Many GUIs offer a minimal binding to OpenGL and then you can make any OpenGL calls you like. In this ways the GUI itself imposes no version restriction. Is Qt like that or does it offer a thicker abstraction which is limited to a certain OpenGL version?

JohannesMunk
28th January 2010, 11:25
As far as I understand this, Qt imposes no restriction. You can use whatever gl extension there is using direct opengl calls. You can make them available to you using GLee for example.

When speaking of support it basically means, what Qt itself uses, for internal handling in QPainter etc..

Sine 4.6, QPainter::beginNativePainting and QPainter::endNativePainting makes the intermixing a lot more reliable.



void CGL3dRenderedItem::paint(QPainter *painter, const QStyleOptionGraphicsItem *option, QWidget *widget)
{
painter->beginNativePainting();
if (_RenderRequired) Render(scene());
glMultMatrixf(GetItemTransformation());
glCallList(displaylist);
painter->endNativePainting();
}


HIH

Johannes

uj
28th January 2010, 12:39
Okay so basically Qt offers a window with an OpenGL binding. And you're free to make any OpenGL call you like to control it (as long as it's supported by the OpenGL driver installed on your computer).

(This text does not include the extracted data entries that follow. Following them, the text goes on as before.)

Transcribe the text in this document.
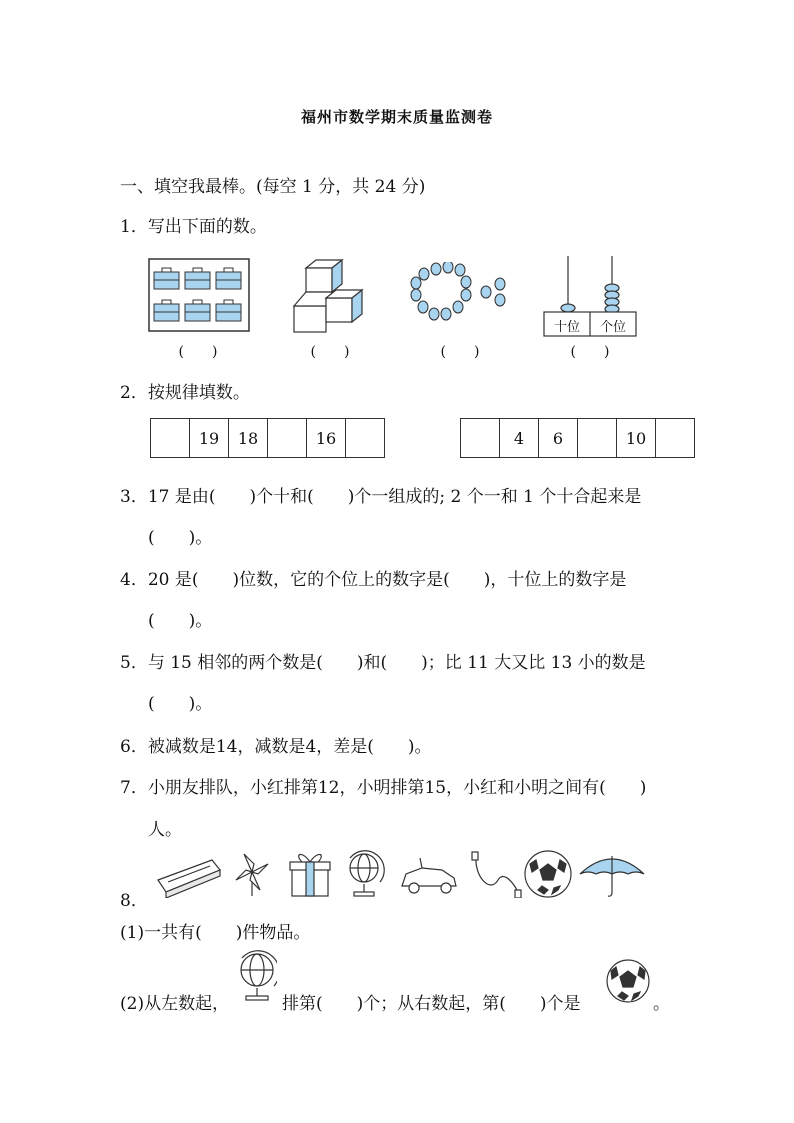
福州市数学期末质量监测卷
一、填空我最棒。(每空 1 分，共 24 分)
1．写出下面的数。
十位	个位
(　　)	(　　)	(　　)	(　　)
2．按规律填数。
	19	18		16	
		4	6		10	
3．17 是由(　　)个十和(　　)个一组成的; 2 个一和 1 个十合起来是
(　　)。
4．20 是(　　)位数，它的个位上的数字是(　　)，十位上的数字是
(　　)。
5．与 15 相邻的两个数是(　　)和(　　)；比 11 大又比 13 小的数是
(　　)。
6．被减数是14，减数是4，差是(　　)。
7．小朋友排队，小红排第12，小明排第15，小红和小明之间有(　　)
人。
8．
(1)一共有(　　)件物品。
(2)从左数起，	排第(　　)个；从右数起，第(　　)个是	。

But Qt also uses OpenGL internally to implement different features. And if you want to intermix with these you must use Qt methods and they correspond to the functionality of a certain version of OpenGL.

JohannesMunk
28th January 2010, 12:56
Okay so basically Qt offers a window with an OpenGL binding. And you're free to make any OpenGL call you like to control it (as long as it's supported by the OpenGL driver installed on your computer).
Exactly


But Qt also uses OpenGL internally to implement different features. And if you want to intermix with these you must use Qt methods and they correspond to the functionality of a certain version of OpenGL.

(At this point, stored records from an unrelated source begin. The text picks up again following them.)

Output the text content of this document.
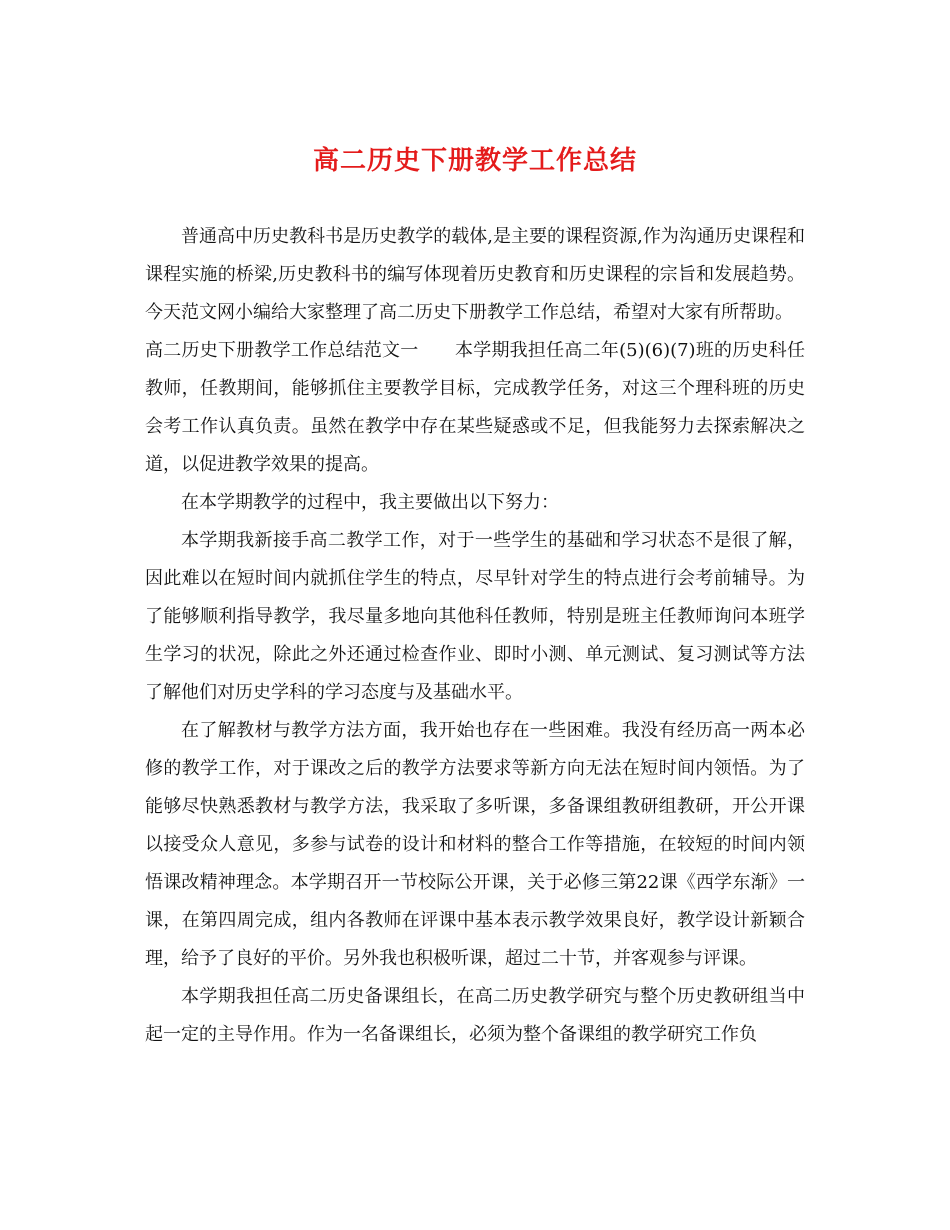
高二历史下册教学工作总结

普通高中历史教科书是历史教学的载体,是主要的课程资源,作为沟通历史课程和课程实施的桥梁,历史教科书的编写体现着历史教育和历史课程的宗旨和发展趋势。今天范文网小编给大家整理了高二历史下册教学工作总结，希望对大家有所帮助。

高二历史下册教学工作总结范文一　　本学期我担任高二年(5)(6)(7)班的历史科任教师，任教期间，能够抓住主要教学目标，完成教学任务，对这三个理科班的历史会考工作认真负责。虽然在教学中存在某些疑惑或不足，但我能努力去探索解决之道，以促进教学效果的提高。

在本学期教学的过程中，我主要做出以下努力：

本学期我新接手高二教学工作，对于一些学生的基础和学习状态不是很了解，因此难以在短时间内就抓住学生的特点，尽早针对学生的特点进行会考前辅导。为了能够顺利指导教学，我尽量多地向其他科任教师，特别是班主任教师询问本班学生学习的状况，除此之外还通过检查作业、即时小测、单元测试、复习测试等方法了解他们对历史学科的学习态度与及基础水平。

在了解教材与教学方法方面，我开始也存在一些困难。我没有经历高一两本必修的教学工作，对于课改之后的教学方法要求等新方向无法在短时间内领悟。为了能够尽快熟悉教材与教学方法，我采取了多听课，多备课组教研组教研，开公开课以接受众人意见，多参与试卷的设计和材料的整合工作等措施，在较短的时间内领悟课改精神理念。本学期召开一节校际公开课，关于必修三第22课《西学东渐》一课，在第四周完成，组内各教师在评课中基本表示教学效果良好，教学设计新颖合理，给予了良好的平价。另外我也积极听课，超过二十节，并客观参与评课。

本学期我担任高二历史备课组长，在高二历史教学研究与整个历史教研组当中起一定的主导作用。作为一名备课组长，必须为整个备课组的教学研究工作负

Sorry, I don't quite get you! If you intermix (using both Qt calls and opengl native code) you can use whatever opengls you want.

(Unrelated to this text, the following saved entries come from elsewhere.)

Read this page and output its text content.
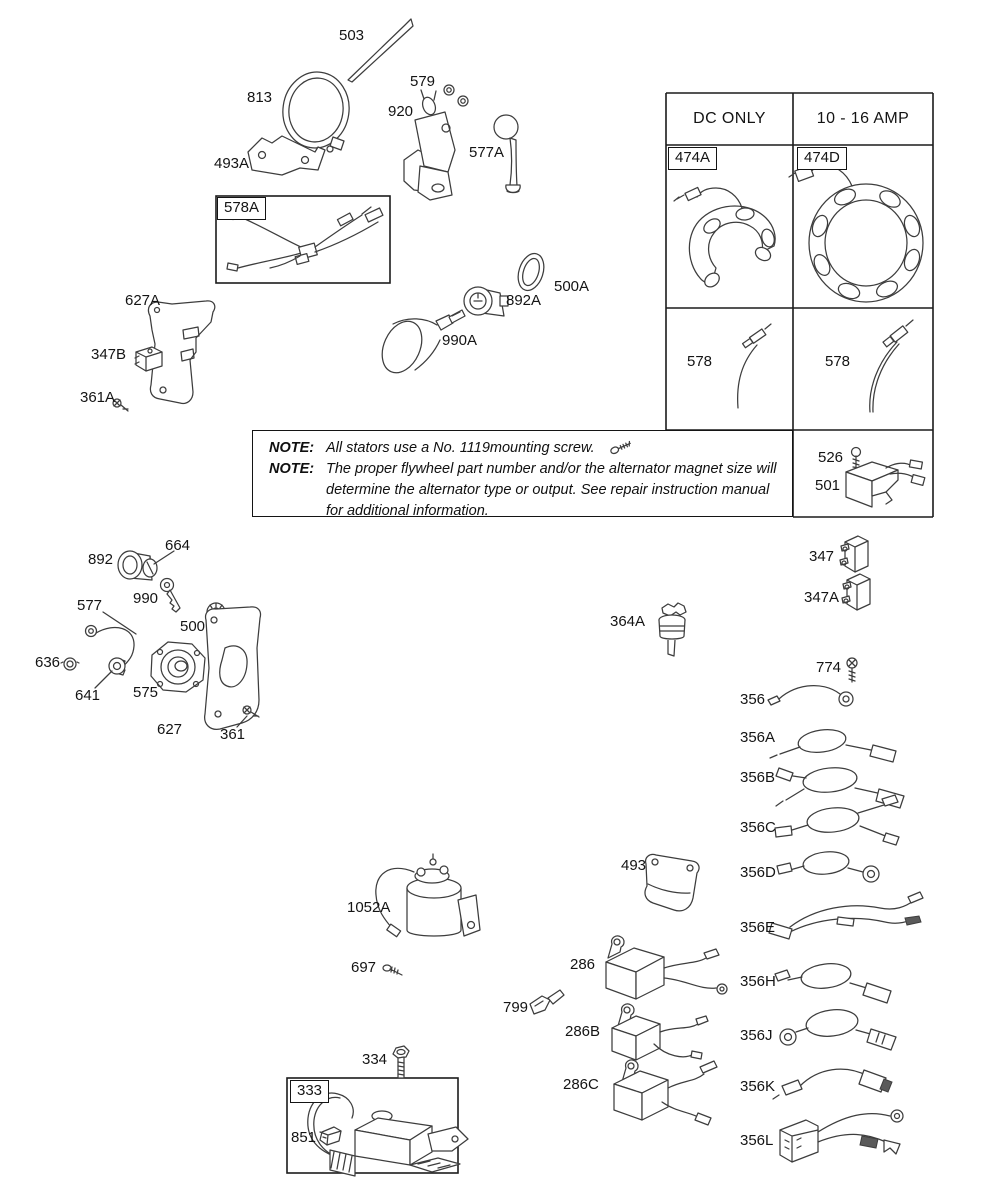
DC ONLY	10 - 16 AMP
NOTE: All stators use a No. 1119mounting screw.
NOTE: The proper flywheel part number and/or the alternator magnet size will
determine the alternator type or output. See repair instruction manual
for additional information.
503
813
493A
920
579
577A
578A
627A
347B
361A
892A
500A
990A
474A	474D
578	578
526
501
664
892
990
577
500
636
641 575
627	361
364A
347
347A
774
356
356A
356B
356C
356D
356E
356H
356J
356K
356L
1052A
697
493
286
799
286B
286C
334
333
851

When talking of Qt support, it just means, that there are some convenience classes to handle something. For instance the support for OpenGL 2.0 Shaders was introduced with Qt4.6. So now you can (optionally!) use the more convenient QGLShader and QGLShaderProgram classes instead of glAttachShader, glLinkProgram, etc.. But you still can use the old native calls!

HIH

Johannes

uj
28th January 2010, 15:01
When talking of Qt support, it just means, that there are some convenience classes to handle something. For instance the support for OpenGL 2.0 Shaders was introduced with Qt4.6. So now you can (optionally!) use the more convenient QGLShader and QGLShaderProgram classes instead of glAttachShader, glLinkProgram, etc.. But you still can use the old native calls!


Okay I see, so "Qt support" means there are convenience classes available for specific versions of OpenGL but you can still resort to making native calls of whatever version the OpenGL driver supports.